Thursday, 14 October 2010

you know?

you claim you know me enough.
to be able to tell that i lied, to you, to myself.

if you actually do know me
you would know it was never intended to be
a so-called lie is all you can see
i beg to differ, it was just me being me.

my feelings went roller-coaster
that's why i chose not to share
not coz i want to drift further
but i know those emotions do not last long enough to bear.

when i talked about it i just wanted you to know
it's still you i choose, to go through times of high and low.
yet it was a wrong move that i totally regret
i should just have kept my fucking mouth shut, sealed it should have been kept.

u said u know me, do you really know?
for if you do, you would never think of me being that low.

Beat it.

you say don't waste your time.
i have never asked you to
i didnt need you to act kind.

you claim to others you genuinely really care for me
if you did you would not , in your hidden ways
slowly but surely spoil the friendship between me and she.
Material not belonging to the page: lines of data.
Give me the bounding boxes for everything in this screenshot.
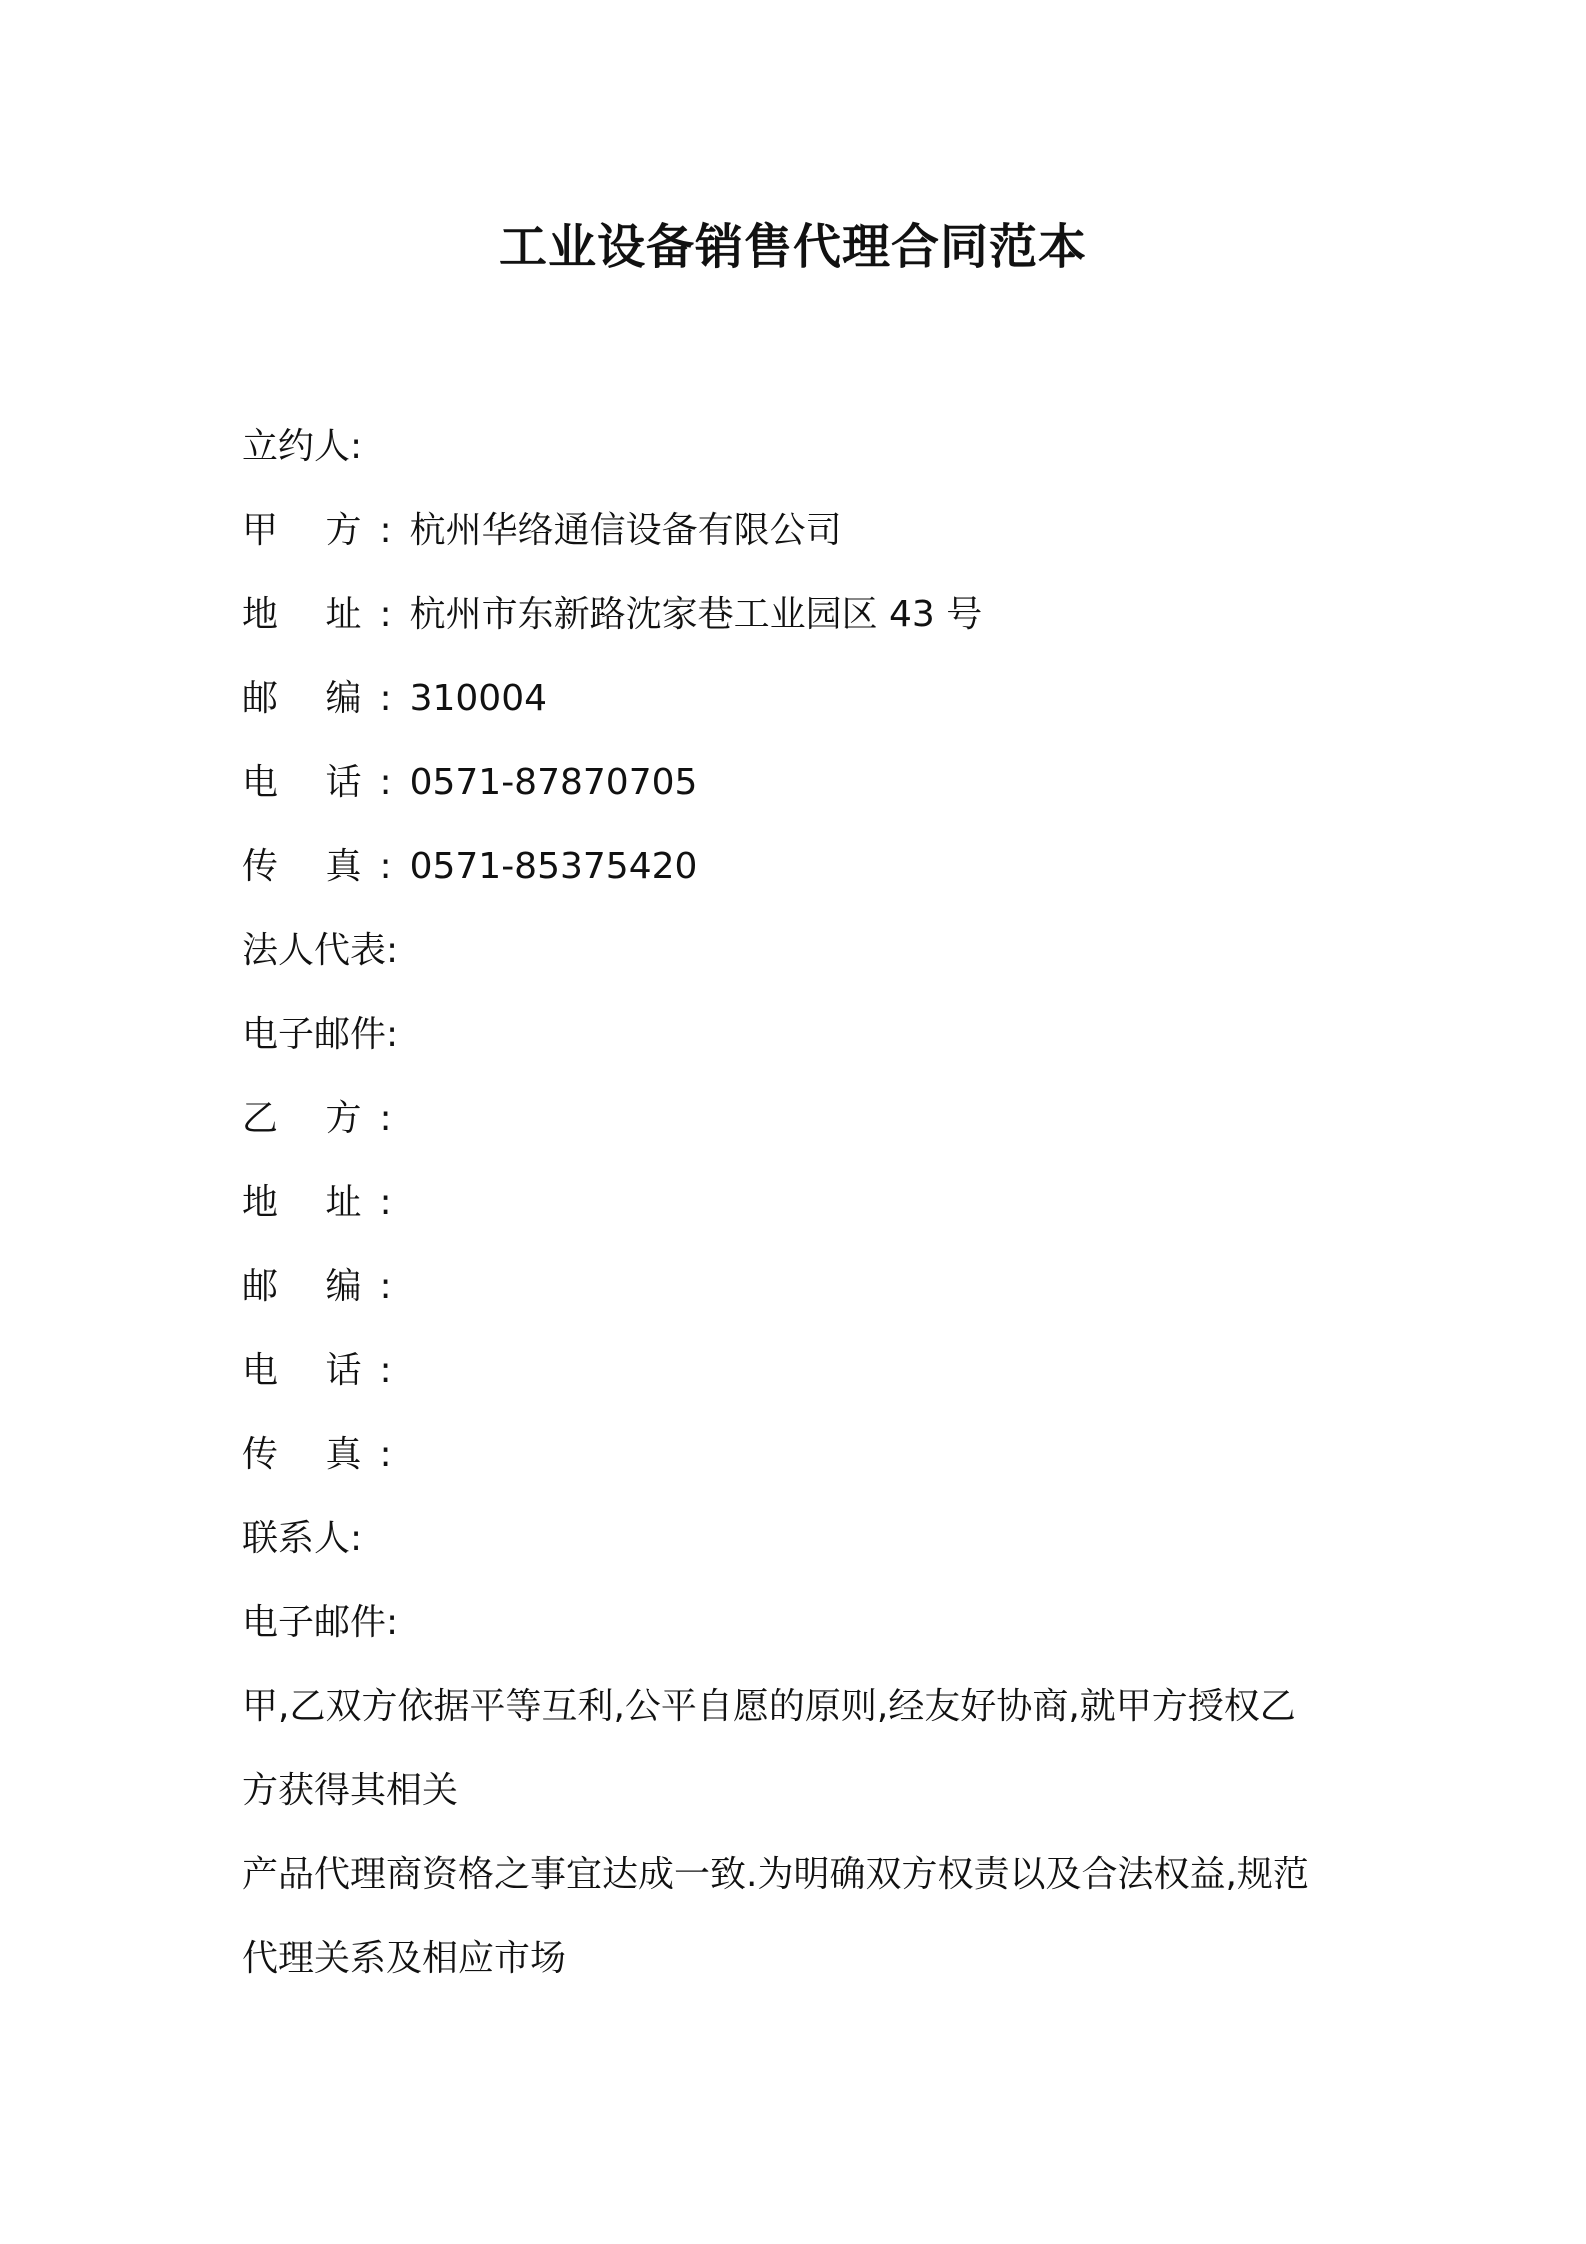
party-a-postcode-row (242, 657, 1352, 741)
paragraph-line: 产品代理商资格之事宜达成一致.为明确双方权责以及合法权益,规范 (242, 1854, 1309, 1895)
party-a-address: 杭州市东新路沈家巷工业园区 43 号 (409, 594, 983, 635)
party-b-postcode-row (242, 1245, 1352, 1329)
party-b-email-label: 电子邮件: (242, 1602, 399, 1643)
party-a-legal-rep-label: 法人代表: (242, 930, 399, 971)
party-a-address-label: 地 址: (242, 594, 410, 635)
party-b-name-row (242, 1077, 1352, 1161)
party-b-fax-label: 传 真: (242, 1434, 410, 1475)
party-a-name-label: 甲 方: (242, 510, 410, 551)
party-b-name-label: 乙 方: (242, 1098, 410, 1139)
signatory-label: 立约人: (242, 426, 363, 467)
paragraph-line: 方获得其相关 (242, 1770, 459, 1811)
party-b-phone-row (242, 1329, 1352, 1413)
paragraph-line: 甲,乙双方依据平等互利,公平自愿的原则,经友好协商,就甲方授权乙 (242, 1686, 1296, 1727)
party-a-phone-label: 电 话: (242, 762, 410, 803)
party-a-phone-row (242, 741, 1352, 825)
paragraph-line: 代理关系及相应市场 (242, 1938, 567, 1979)
party-a-fax: 0571-85375420 (409, 846, 698, 887)
party-a-fax-label: 传 真: (242, 846, 410, 887)
contract-body (242, 405, 1352, 2001)
party-a-address-row (242, 573, 1352, 657)
party-a-phone: 0571-87870705 (409, 762, 698, 803)
party-b-postcode-label: 邮 编: (242, 1266, 410, 1307)
party-a-postcode-label: 邮 编: (242, 678, 410, 719)
party-a-name: 杭州华络通信设备有限公司 (409, 510, 842, 551)
party-b-fax-row (242, 1413, 1352, 1497)
party-a-email-label: 电子邮件: (242, 1014, 399, 1055)
party-b-contact-label: 联系人: (242, 1518, 363, 1559)
party-b-address-row (242, 1161, 1352, 1245)
party-b-address-label: 地 址: (242, 1182, 410, 1223)
party-b-phone-label: 电 话: (242, 1350, 410, 1391)
document-title: 工业设备销售代理合同范本 (498, 219, 1087, 275)
party-a-fax-row (242, 825, 1352, 909)
party-a-name-row (242, 489, 1352, 573)
party-a-postcode: 310004 (409, 678, 548, 719)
yes i can be just accusing without reason.
but isn't that what you always do too?
and you always portray your actions to be out of good intention.

i always give in to you and your whines
i always doted on you coz i thought i should
and i really did care, i guess i was just blind.
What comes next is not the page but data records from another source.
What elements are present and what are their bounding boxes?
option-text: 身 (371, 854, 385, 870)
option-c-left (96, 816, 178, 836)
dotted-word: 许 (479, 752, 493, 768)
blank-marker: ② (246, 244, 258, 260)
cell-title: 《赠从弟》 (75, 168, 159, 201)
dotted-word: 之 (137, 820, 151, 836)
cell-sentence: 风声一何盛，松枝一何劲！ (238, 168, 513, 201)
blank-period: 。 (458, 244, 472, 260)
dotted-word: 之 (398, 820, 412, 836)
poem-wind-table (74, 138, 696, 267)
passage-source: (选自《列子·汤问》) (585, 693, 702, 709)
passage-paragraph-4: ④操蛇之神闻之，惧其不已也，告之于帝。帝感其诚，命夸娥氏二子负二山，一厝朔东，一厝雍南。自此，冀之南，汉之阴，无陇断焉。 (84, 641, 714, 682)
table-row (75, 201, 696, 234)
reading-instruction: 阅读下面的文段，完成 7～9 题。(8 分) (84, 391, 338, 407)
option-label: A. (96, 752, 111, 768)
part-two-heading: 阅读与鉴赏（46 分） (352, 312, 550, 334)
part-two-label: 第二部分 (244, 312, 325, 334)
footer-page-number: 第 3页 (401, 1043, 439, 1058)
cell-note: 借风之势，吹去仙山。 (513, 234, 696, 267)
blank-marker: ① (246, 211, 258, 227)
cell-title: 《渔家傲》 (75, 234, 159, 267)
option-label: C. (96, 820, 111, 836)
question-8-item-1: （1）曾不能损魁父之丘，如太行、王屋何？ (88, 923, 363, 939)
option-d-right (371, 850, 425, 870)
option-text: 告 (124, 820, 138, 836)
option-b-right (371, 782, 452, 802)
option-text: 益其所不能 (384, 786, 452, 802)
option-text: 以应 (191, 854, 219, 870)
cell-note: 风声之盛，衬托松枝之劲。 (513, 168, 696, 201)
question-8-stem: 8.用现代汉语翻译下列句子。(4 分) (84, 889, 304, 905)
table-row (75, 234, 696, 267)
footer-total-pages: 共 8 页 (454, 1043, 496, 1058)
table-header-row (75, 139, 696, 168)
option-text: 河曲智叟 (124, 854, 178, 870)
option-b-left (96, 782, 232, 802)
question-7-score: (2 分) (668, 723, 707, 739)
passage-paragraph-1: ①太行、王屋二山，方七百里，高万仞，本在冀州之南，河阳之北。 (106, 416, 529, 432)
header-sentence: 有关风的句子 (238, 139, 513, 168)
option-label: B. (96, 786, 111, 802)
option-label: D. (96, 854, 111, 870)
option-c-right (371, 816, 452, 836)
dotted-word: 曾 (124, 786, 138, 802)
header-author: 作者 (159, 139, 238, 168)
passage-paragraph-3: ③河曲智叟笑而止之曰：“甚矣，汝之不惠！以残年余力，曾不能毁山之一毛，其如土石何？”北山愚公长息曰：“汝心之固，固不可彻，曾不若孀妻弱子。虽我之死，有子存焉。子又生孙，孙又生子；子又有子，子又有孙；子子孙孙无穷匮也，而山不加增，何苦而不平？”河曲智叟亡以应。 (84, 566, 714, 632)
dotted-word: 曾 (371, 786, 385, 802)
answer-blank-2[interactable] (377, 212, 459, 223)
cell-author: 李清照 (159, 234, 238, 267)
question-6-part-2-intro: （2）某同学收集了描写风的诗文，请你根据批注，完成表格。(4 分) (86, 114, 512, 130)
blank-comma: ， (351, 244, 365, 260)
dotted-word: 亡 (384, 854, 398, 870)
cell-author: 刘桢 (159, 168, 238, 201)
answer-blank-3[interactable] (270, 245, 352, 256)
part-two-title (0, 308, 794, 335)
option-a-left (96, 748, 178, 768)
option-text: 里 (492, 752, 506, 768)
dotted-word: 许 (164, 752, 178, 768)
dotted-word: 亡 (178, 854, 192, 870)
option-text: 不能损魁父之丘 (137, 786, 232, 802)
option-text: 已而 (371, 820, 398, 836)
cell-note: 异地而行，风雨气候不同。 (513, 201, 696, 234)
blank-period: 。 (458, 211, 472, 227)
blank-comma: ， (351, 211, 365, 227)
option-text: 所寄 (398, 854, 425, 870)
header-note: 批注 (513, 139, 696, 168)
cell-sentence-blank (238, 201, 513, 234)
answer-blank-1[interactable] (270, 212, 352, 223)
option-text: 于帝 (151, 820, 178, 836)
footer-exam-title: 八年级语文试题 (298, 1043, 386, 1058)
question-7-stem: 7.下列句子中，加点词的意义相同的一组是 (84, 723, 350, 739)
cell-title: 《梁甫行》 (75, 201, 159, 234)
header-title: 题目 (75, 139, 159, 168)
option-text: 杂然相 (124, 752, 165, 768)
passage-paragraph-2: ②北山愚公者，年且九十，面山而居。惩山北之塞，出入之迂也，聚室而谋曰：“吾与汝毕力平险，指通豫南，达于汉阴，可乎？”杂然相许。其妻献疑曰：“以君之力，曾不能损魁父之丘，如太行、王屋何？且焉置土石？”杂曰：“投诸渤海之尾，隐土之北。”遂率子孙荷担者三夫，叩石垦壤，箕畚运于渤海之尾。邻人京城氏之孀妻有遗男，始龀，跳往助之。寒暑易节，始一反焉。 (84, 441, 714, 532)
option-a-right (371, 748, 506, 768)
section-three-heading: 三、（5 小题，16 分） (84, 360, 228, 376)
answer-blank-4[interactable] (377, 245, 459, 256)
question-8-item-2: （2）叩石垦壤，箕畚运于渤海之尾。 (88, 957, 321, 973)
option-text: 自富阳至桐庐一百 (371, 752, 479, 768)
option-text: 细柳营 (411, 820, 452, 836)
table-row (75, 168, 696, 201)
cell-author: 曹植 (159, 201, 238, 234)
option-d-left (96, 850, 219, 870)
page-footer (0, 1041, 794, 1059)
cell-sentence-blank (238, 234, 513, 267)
it's my life as what you always say
i do not need your approval or nod of head
i do not need to do things your way.

i shut up when you showed me your black face whenever you want to
you can rudely refuse to look me in the eye when we talk..
tell me what you would have done if i did those same things to you.

u really know how to reach one's limit.
for that i salute you.
Forget it.

Monday, 11 October 2010

and so that's what friends are for.

i only know
i dun want to lose you.

i do not reckon our time is due.

i do not want to fight
over your her, or over mine.

i wish for things to be fine.

we have such different views.
i heard your stand, i listened.

when can it be your turn?

leave, or live.


why is it tiring
when it is supposed to be a relief?

i can no longer perceive.

i tried my best to achieve.

i chose to believe.

i cannot breathe.

Monday, 4 October 2010

Nice Saying #38

I may not be your perfect lover, but who is perfect in the world?
At least i'm gonna try perfecting perfection, at least to your conception.

Saturday, 2 October 2010

Nice Saying #37

"Believe in your eyes, not your ears. Believe also, in your heart, not your fears."

Believe in your laughter, not your tears.